もちろん、マイルドの国に入るための国境はあるのだが、その門を通るものはほとんどいない。
ラビスシティーの中に住む狩人がたまに通るくらいだ。
なぜなら、ラビスシティーの東側の門を出たら、そこはすぐに森なのだ。
しかも、鬱蒼と茂る森で、多数の動物や魔物が生息する。
俺も何度か行ったことがあるが、二十分歩けば道に迷い、結局、樹を登って樹の天辺から辺りを見てようやく元の場所に戻れたくらいだ。

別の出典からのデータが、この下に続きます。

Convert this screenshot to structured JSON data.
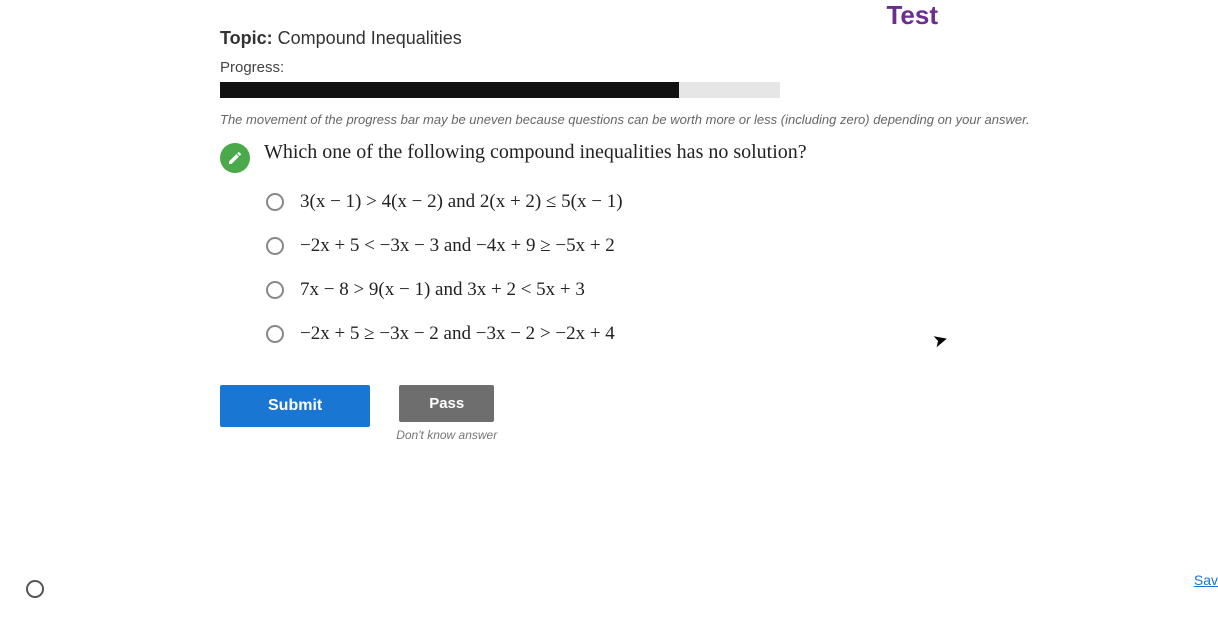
{
  "header": {
    "test_label": "Test"
  },
  "topic": {
    "label": "Topic:",
    "value": "Compound Inequalities"
  },
  "progress": {
    "label": "Progress:",
    "fill_percent": 82,
    "note": "The movement of the progress bar may be uneven because questions can be worth more or less (including zero) depending on your answer.",
    "track_color": "#e6e6e6",
    "fill_color": "#111111"
  },
  "question": {
    "text": "Which one of the following compound inequalities has no solution?",
    "badge_color": "#4aa94a"
  },
  "options": [
    {
      "math": "3(x − 1) > 4(x − 2)  and  2(x + 2) ≤ 5(x − 1)"
    },
    {
      "math": "−2x + 5 < −3x − 3  and  −4x + 9 ≥ −5x + 2"
    },
    {
      "math": "7x − 8 > 9(x − 1)  and  3x + 2 < 5x + 3"
    },
    {
      "math": "−2x + 5 ≥ −3x − 2  and  −3x − 2 > −2x + 4"
    }
  ],
  "actions": {
    "submit": "Submit",
    "pass": "Pass",
    "pass_hint": "Don't know answer",
    "save": "Sav"
  },
  "colors": {
    "submit_bg": "#1976d2",
    "pass_bg": "#6e6e6e",
    "test_color": "#6b2d8e"
  }
}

しかも、登った木というのが樹皮に毒をもっていたため、手がとても痒くなったのは今でも覚えている。
その森の名前がキータライムの森。
その森には凶暴な魔物も生息するため、街道の整備もできず、マイルドからラビスシティーに行くにはビル・ブランデかコースフィールドを経由して入ることが多い。
鬱蒼としげる森の中だ。
太陽の光がほとんど差し込んでこない。
確かに鳥の声は聞こえるが、こんなところに巨大な鳥が来たら、まっすぐ飛べないだろ。
「本当にこんなところにいるのか、そのマザーバードってのは?」
「ああ、間違いないよ……というか、時間がないから、もう来るんじゃないかな?」
「時間がないってなんだよ、おい」
「……短編処理」
短編?
短編って何?
スーもシーも意味のわからないことを言っている。
でも……ふたりの言っていることはウソじゃなかった。
索敵スキル、俺の魔物を察知する力により、何かがこちらに近付いてきているのは間違いない。
ガサガサ
何かが動いた。
茂みが揺れる。
「来たか、マザーバード!」
俺はアイテムバッグの中から、エクスカリバーを取り出し、構えた。
悪いが、こちとら毎日タラと剣の稽古をしているんだ。
たかが鳥ごときに負ける理由がない。
とっととその嘴を置いて去りやがれ!
という意気込みだった。
そして、その巨体は姿を現した。
体長五メートルはある。たしかに鳥としては巨大な方だろう。
ダチョウよりも大きい。
黄金色に輝く嘴。
何を考えているのか全く分からない黒い瞳。
二本の細い脚。
そしてふわふわの黄色い羽毛。
なにより、
「ピヨピヨ」
その可愛らしい泣き声に、
「マザーバードっていうより、チャイルドバードじゃねぇか!」
俺は思わず叫んでいた。
すると、俺の叫び声に反応するように、その黄色い羽毛の中から銀色のツインテールが現れた。
恐らく、世界一可愛らしい、そして世界一生意気な美少女――
「……あれ? コーマ、何してるの?」
ルシルが何故かそのヒヨコに乗っていた。